Казанское войско в битву на подступах к городу не ввязалось — после нескольких коротких сшибок укрылось за каменными стенами. Русские обступили город со всех сторон. Полк Дмитрия Бельского и воинство Шагали-хана царь расположил на Арском поле, за речкой Казанкой, а сам с полком детей боярских решил пойти на приступ с восточной стороны, от озера Кабан.
В одно прекрасное утро по стенам города ударили пушки. Сотрясалась земля, однако стены, немало испытавшие на своем веку, стояли прочно, ядрам не поддавались. Под началом Ивана Выродкова стрельцы споро строили туры — высокие передвижные башни. Туры подкатили к окружающему город рву, до стен оставалось всего несколько саженей, и стрельцы, поднявшись на башни, палили из пищалей поверх стен по улицам города. Казанцы отвечали тучами стрел, делали вылазки, чтобы, захватив туры, поджечь их, и порой это им удавалось.
Команда того же Ивана Выродкова соорудила тараны. Пытались подкатить эти громоздкие сооружения ко всем пяти воротам города и разбить их ударами тяжелых подвешенных на цепях бревен, но безуспешно. Казанцы были тут всегда начеку. Стоило московским стрельцам приблизиться к воротам — на них обрушивались потоки горящей смолы, вынуждая отступить.
Тем временем испортилась погода, полили дожди, опять Ивану IV помешала, по выражению летописца, «мокрота немерная». Низины, где стояли русские, превратились в болота.
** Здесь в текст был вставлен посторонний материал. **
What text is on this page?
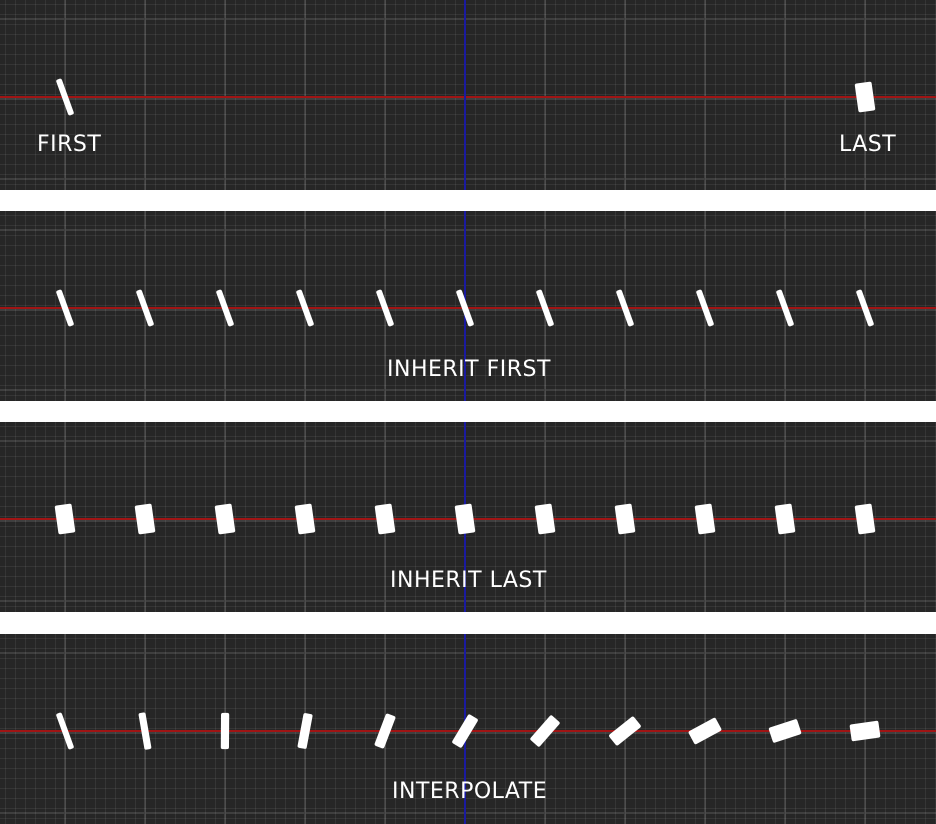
FIRST	LAST
INHERIT FIRST
INHERIT LAST
INTERPOLATE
Единственный путь к спасению виделся в переправе на Горную сторону, на высокий правый берег Волги. Царь то впадал в отчаянье и ни к каким решительным действиям был неспособен, то приходил в ярость, изрыгая проклятья, и посох его гулял по спинам чаще невинных, чем виноватых. Пришлось все же снимать осаду, иначе измученное непогодой русское войско могло оказаться легкой добычей для казанцев, лишиться пушек, пищалей, а много ль навоюешь без оружия!